On the Arizona - Utah border, there is a place called Tse'Bii'Ndzisgaii, "The Valley of Rocks", one of the great natural wonders of Southwestern USA. The white man calls it Monument Valley. It is one of the most photographed places in the World, and has appeared in numerous movies, cartoons and games. That's no surprise, the sandstone formations look like Salvador Dali's feverish hallucinations, but they do exist, however difficult it is to believe in them.

Places like Monument Valley make a visitor - at least me - feel very, very small. The formation of the strange natural sandstone sculptures have taken millions of years, and not even stone is forever. What meaning can my temporal existence have compared to that?

"The mittens", left and right.
Monument Valley is administered by the Navajo Nation. From a visitor's point of view there is no significant difference to federally run national parks of the USA. There's an entrance fee and a visitor center and a small but nice museum with exhibitions on Monument Valley and Navajo history. The restaurant at the visitor center is less overpriced than I would have expected. There's also a shop where one can buy, among other things, art by Navajo artists, with a proof of authenticity. There's even a hotel within the Monument Valley area, but that was a bit too pricey for us, even though a sunrise and sunset seen from the balconies would, no doubt, been quite an experience.

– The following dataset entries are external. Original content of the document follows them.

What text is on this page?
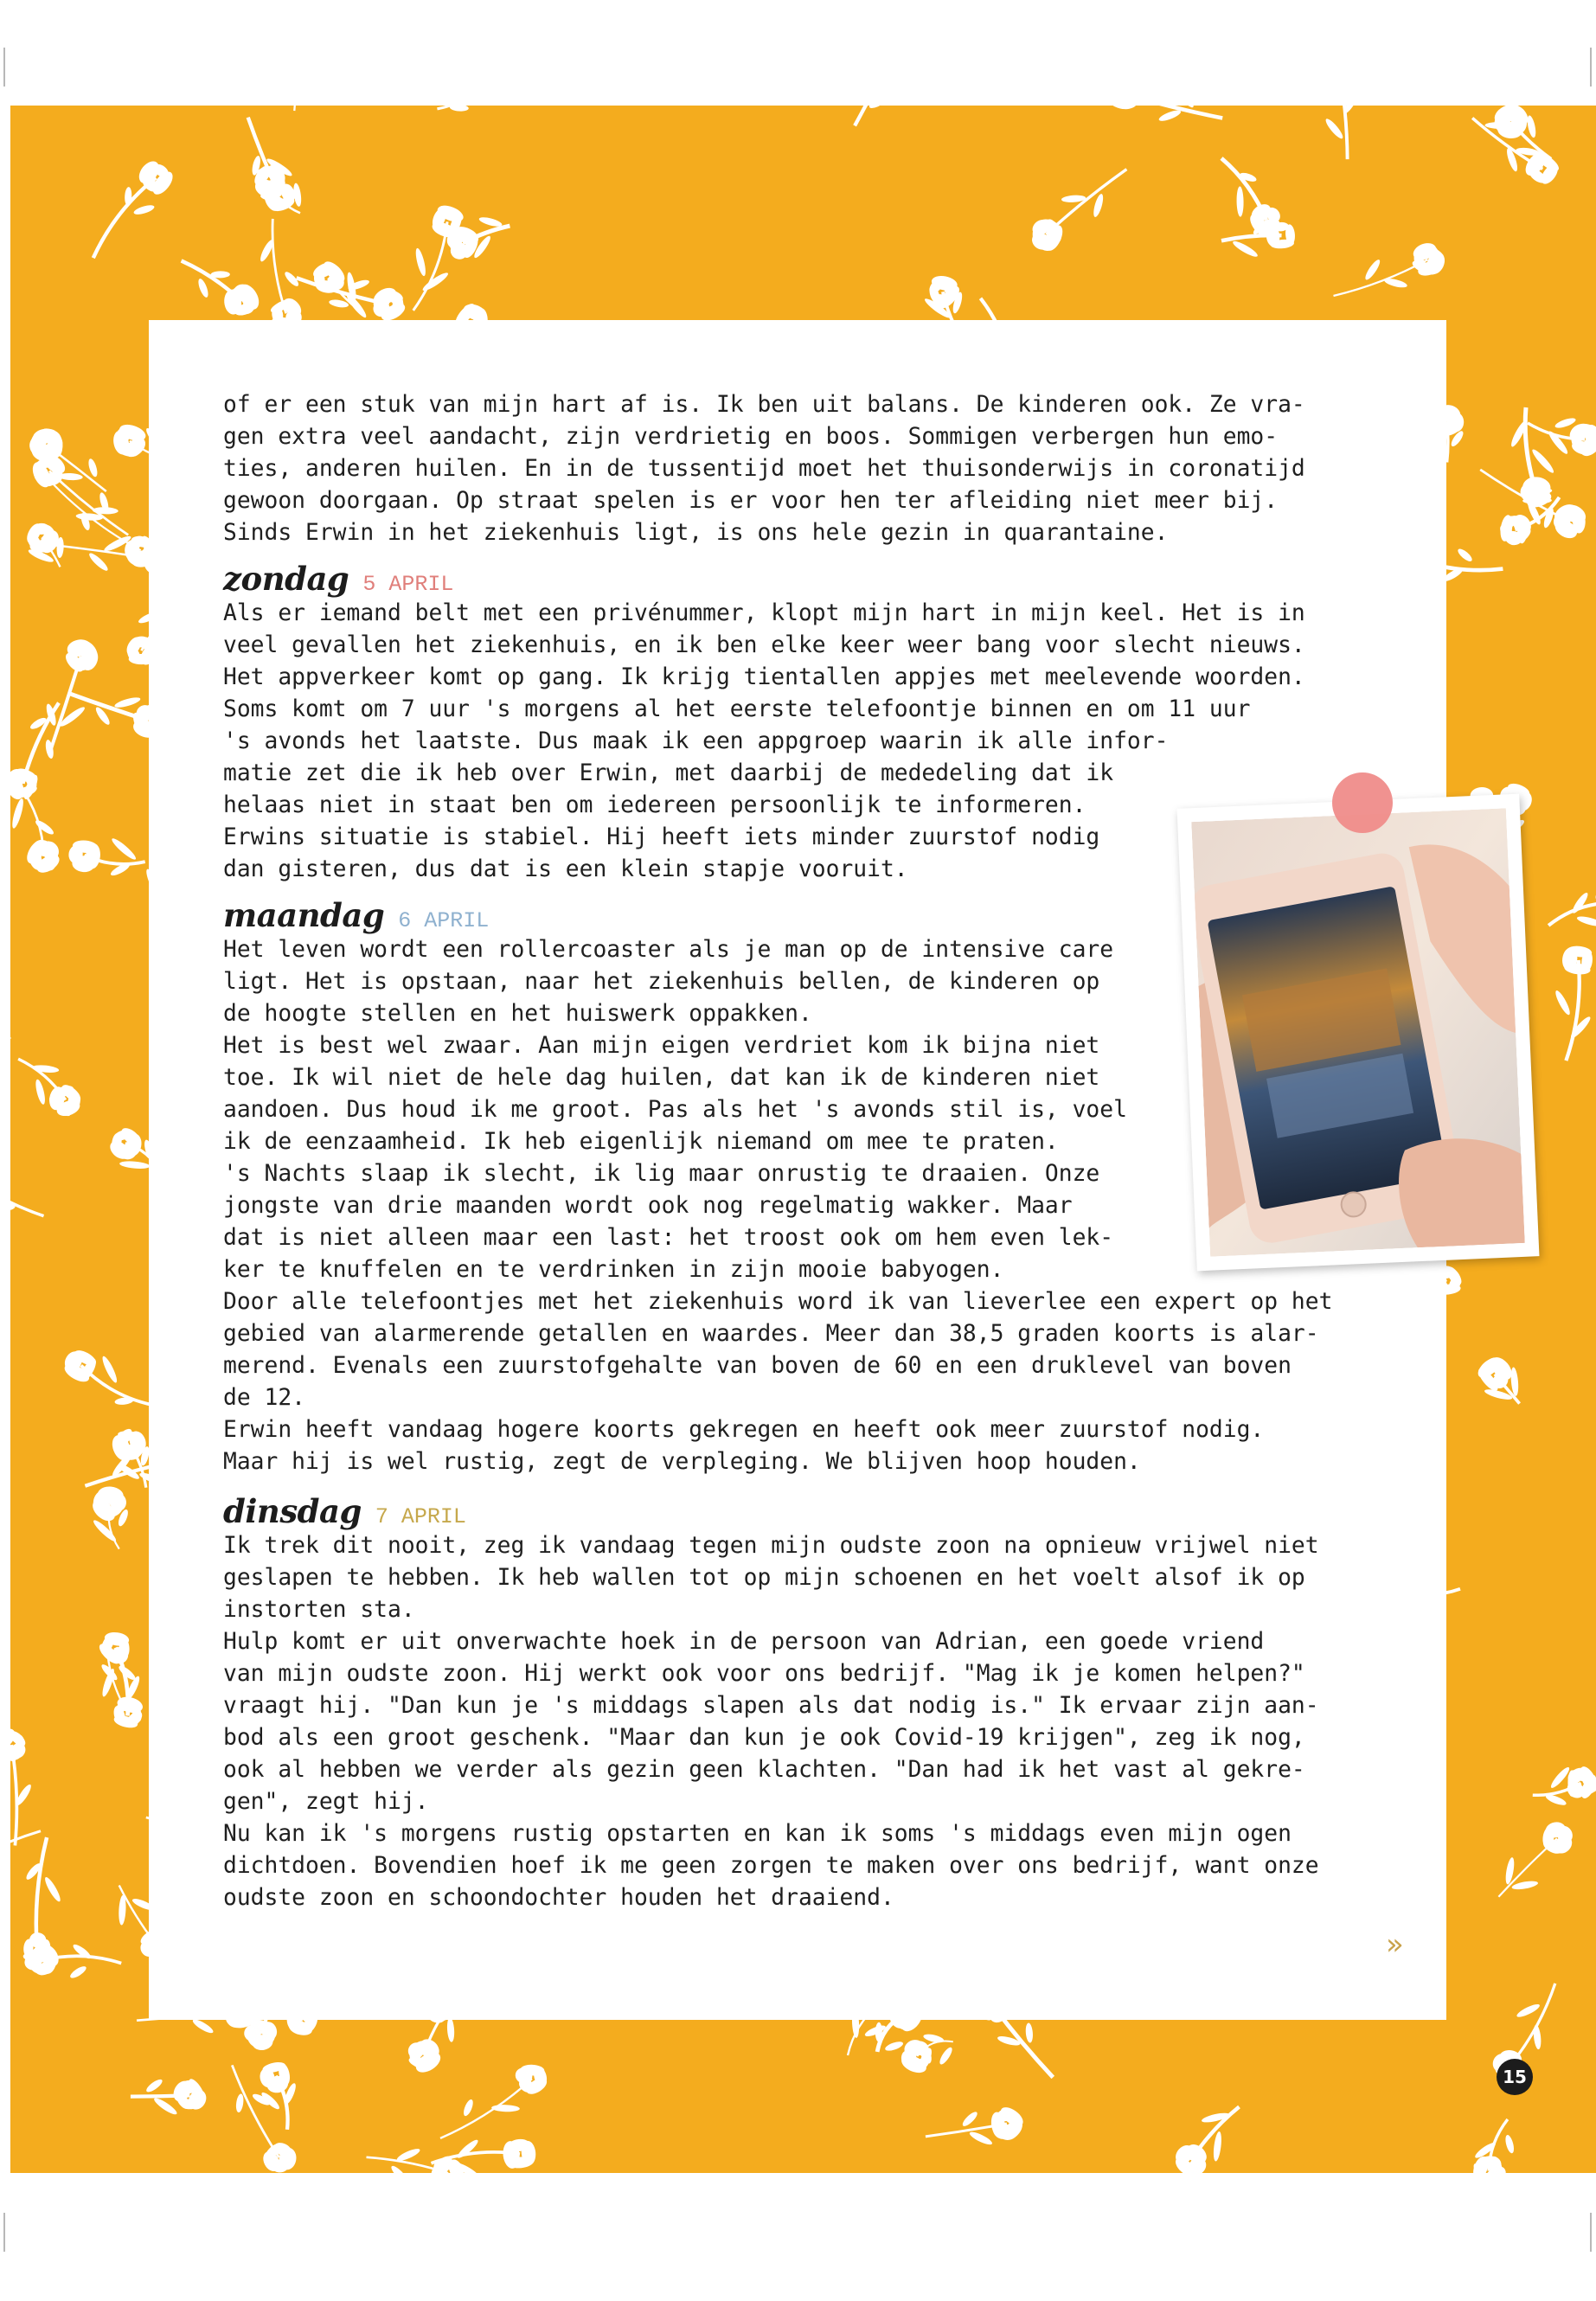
of er een stuk van mijn hart af is. Ik ben uit balans. De kinderen ook. Ze vra-
gen extra veel aandacht, zijn verdrietig en boos. Sommigen verbergen hun emo-
ties, anderen huilen. En in de tussentijd moet het thuisonderwijs in coronatijd
gewoon doorgaan. Op straat spelen is er voor hen ter afleiding niet meer bij.
Sinds Erwin in het ziekenhuis ligt, is ons hele gezin in quarantaine.
zondag 5 APRIL
Als er iemand belt met een privénummer, klopt mijn hart in mijn keel. Het is in
veel gevallen het ziekenhuis, en ik ben elke keer weer bang voor slecht nieuws.
Het appverkeer komt op gang. Ik krijg tientallen appjes met meelevende woorden.
Soms komt om 7 uur 's morgens al het eerste telefoontje binnen en om 11 uur
's avonds het laatste. Dus maak ik een appgroep waarin ik alle infor-
matie zet die ik heb over Erwin, met daarbij de mededeling dat ik
helaas niet in staat ben om iedereen persoonlijk te informeren.
Erwins situatie is stabiel. Hij heeft iets minder zuurstof nodig
dan gisteren, dus dat is een klein stapje vooruit.
maandag 6 APRIL
Het leven wordt een rollercoaster als je man op de intensive care
ligt. Het is opstaan, naar het ziekenhuis bellen, de kinderen op
de hoogte stellen en het huiswerk oppakken.
Het is best wel zwaar. Aan mijn eigen verdriet kom ik bijna niet
toe. Ik wil niet de hele dag huilen, dat kan ik de kinderen niet
aandoen. Dus houd ik me groot. Pas als het 's avonds stil is, voel
ik de eenzaamheid. Ik heb eigenlijk niemand om mee te praten.
's Nachts slaap ik slecht, ik lig maar onrustig te draaien. Onze
jongste van drie maanden wordt ook nog regelmatig wakker. Maar
dat is niet alleen maar een last: het troost ook om hem even lek-
ker te knuffelen en te verdrinken in zijn mooie babyogen.
Door alle telefoontjes met het ziekenhuis word ik van lieverlee een expert op het
gebied van alarmerende getallen en waardes. Meer dan 38,5 graden koorts is alar-
merend. Evenals een zuurstofgehalte van boven de 60 en een druklevel van boven
de 12.
Erwin heeft vandaag hogere koorts gekregen en heeft ook meer zuurstof nodig.
Maar hij is wel rustig, zegt de verpleging. We blijven hoop houden.
dinsdag 7 APRIL
Ik trek dit nooit, zeg ik vandaag tegen mijn oudste zoon na opnieuw vrijwel niet
geslapen te hebben. Ik heb wallen tot op mijn schoenen en het voelt alsof ik op
instorten sta.
Hulp komt er uit onverwachte hoek in de persoon van Adrian, een goede vriend
van mijn oudste zoon. Hij werkt ook voor ons bedrijf. "Mag ik je komen helpen?"
vraagt hij. "Dan kun je 's middags slapen als dat nodig is." Ik ervaar zijn aan-
bod als een groot geschenk. "Maar dan kun je ook Covid-19 krijgen", zeg ik nog,
ook al hebben we verder als gezin geen klachten. "Dan had ik het vast al gekre-
gen", zegt hij.
Nu kan ik 's morgens rustig opstarten en kan ik soms 's middags even mijn ogen
dichtdoen. Bovendien hoef ik me geen zorgen te maken over ons bedrijf, want onze
oudste zoon en schoondochter houden het draaiend.
»
15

We do not buy many souvenirs, but from Monument Valley we purchased this sand painting made by Navajo artist Anna Chee. In YouTube, there's a 1949 film about the making of a traditional sand painting (it's silent and the sand painting begins at 18:50, before that there are other interesting things like Monument Valley landscapes)
In Navajo lands, there is a lot of very fine red sand. When it rains, the sand either turns to mud or flows away with the water. When we visited Monument Valley, it was baking under a merciless sun, but it had rained on the previous days. Conequently, the 17 mile gravel road in the valley had either turned to mud or flown away with the water, and we decided not to drive it. We did, however, visit the John Ford point, a vantage point named after the movie director known for his westerns.
Monument Valley has "played" the role of a foreign planet in many movies. No surprise.
In August 2015, as I wrote this, there was a miserable natural disaster going on near Monument Valley. More than 11 million liter (3 million US gallons) of waste water contaminated with heavy metals was accidentally released to San Juan river, to the north of Monument Valley. Many Navajo farmers rely for the river for irrigation water, and their crops are in danger when the water is unusable. Most of them are not particularly wealthy people to begin with, and their entire livelihood is endangered by the waste water spill.

We visited Monument Valley on June 15th 2015.